I was running today, along a route I’ve run dozens of times. I stepped on something incorrectly and a lot of pain. A LOT OF PAIN. I hobbled a couple of kilometres to my friend’s place and was able to get a ride back home after they finished the run I was supposed to accompany them on. My plan to run 50km today was cut down to 9km. My ankle is very visibly swollen. I have faith it will heal quickly. But all these setbacks are getting discouraging.
In other running information, I drove all of 60km in Canada last week. I ran approximately 85km. But I also took a flight to Seattle and drove 50.8 miles. And I don’t see me doing better this week. I’m staying off my ankle as much as possible.

Stairs removed for safety reasons

Scona road has been shut down. So far, I’ve been enjoying this.
Now don’t get me wrong, I like Scona road. It is my route of choice if I am returning from downtown. But since it has been closed for construction, there is a lot less traffic on Saskatchewan drive. It is so easy to cross it now when I’m out for a run.
If I want to run that route though, I figured I could take the secret path down to the running trails. Then there is nothing stopping me from enjoying the fully operational river valley. I wanted to do that today. With the fact that I was sleeping most of the day, I wanted to cap off my total laziness with a 20km run. I would go down to the river valley and then head west. But I had a lot of trouble finding the secret path today, so I had to use a street instead. It removed a bit of distance, so I had to make it up later.
But, I would take the secret path back. It is impossible to miss from below. So, after 18km, I went up the muddy trail and started climbing the stairs back to Saskatchewan drive. Wait a minute. Where are those stairs.
They were gone. All that remained were some piles to prove that they had been there. So, with some death defying stunts, I clambered over the railing and back up to Saskatchewan drive, next to a sign I had missed earlier. “Stairs removed for safety reasons.”
What safety reasons?! I nearly got myself killed because you decided to remove them! I certainly didn’t feel safer.
Who authorized the removal of a running trail in Edmonton? That’s a hanging offence!

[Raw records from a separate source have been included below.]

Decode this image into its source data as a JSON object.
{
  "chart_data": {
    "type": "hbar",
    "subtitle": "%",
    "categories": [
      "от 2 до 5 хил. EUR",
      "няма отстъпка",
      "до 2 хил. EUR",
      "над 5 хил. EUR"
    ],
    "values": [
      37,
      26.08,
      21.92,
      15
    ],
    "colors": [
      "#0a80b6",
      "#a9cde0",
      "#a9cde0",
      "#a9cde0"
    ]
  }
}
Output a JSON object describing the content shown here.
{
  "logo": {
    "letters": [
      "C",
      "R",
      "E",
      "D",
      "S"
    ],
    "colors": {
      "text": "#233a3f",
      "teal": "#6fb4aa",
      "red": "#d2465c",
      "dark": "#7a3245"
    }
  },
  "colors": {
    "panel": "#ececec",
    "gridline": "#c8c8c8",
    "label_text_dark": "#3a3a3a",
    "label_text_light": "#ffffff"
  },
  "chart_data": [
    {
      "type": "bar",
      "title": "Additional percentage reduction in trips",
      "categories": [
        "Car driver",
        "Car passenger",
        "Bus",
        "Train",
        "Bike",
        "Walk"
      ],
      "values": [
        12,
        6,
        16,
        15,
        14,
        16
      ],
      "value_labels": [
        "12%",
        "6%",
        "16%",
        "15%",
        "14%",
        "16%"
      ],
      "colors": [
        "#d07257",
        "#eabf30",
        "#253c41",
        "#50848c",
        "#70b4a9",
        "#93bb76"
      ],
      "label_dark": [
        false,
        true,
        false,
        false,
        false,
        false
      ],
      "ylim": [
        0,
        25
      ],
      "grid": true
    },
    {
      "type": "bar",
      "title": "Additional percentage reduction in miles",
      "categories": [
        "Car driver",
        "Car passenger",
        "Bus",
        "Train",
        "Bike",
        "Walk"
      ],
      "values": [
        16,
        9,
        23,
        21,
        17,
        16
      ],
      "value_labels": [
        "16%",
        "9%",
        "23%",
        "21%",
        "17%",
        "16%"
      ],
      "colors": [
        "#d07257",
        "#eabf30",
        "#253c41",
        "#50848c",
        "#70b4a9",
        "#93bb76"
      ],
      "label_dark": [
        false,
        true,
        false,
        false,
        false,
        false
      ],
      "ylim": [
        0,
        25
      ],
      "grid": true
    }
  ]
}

My opinion of driving in America has been somewhat tainted by Los Angeles. I assume it will take forever, and be confusing, to drive within a US city. But Seattle was nicely laid out and I didn’t have too much of an issue. I drove 50.8 miles though, so I don’t think I will reach my running goal this week. If I tracked from Wednesday to Wednesday I would totally have it made, but that would be unethical.
There were two interviews. I think the first one went well. It was actually fun; I was given a programming problem and had to find a solution. The second interview didn’t go as well. I didn’t flub it, but it was dealing with an area I wasn’t too familiar with. Could have gone better.
In any case it was a nice experience. The company had a wonderful layout and an impressive building. Interesting art too. It would be nice to work there.
Yesterday, when I should have been studying for the interview, I was dealing with another interview test with a different company. I thought I had provided a good answer, but I just received an email saying “No, thanks for trying.” I’m hoping I can get from them a reason why; where did my program fail. It worked on my machine.
So I’m feeling a bit down right now. I’d like to believe I’m intelligent, and employable, but evidence is starting to mount otherwise. Are my skills out of date?

On My Way

I’m not in Seattle yet. But the Vancouver airport appears to have free wireless.
I’m nervous and I didn’t get enough sleep. I should be studying a bit for the interviews, or I could take a nap.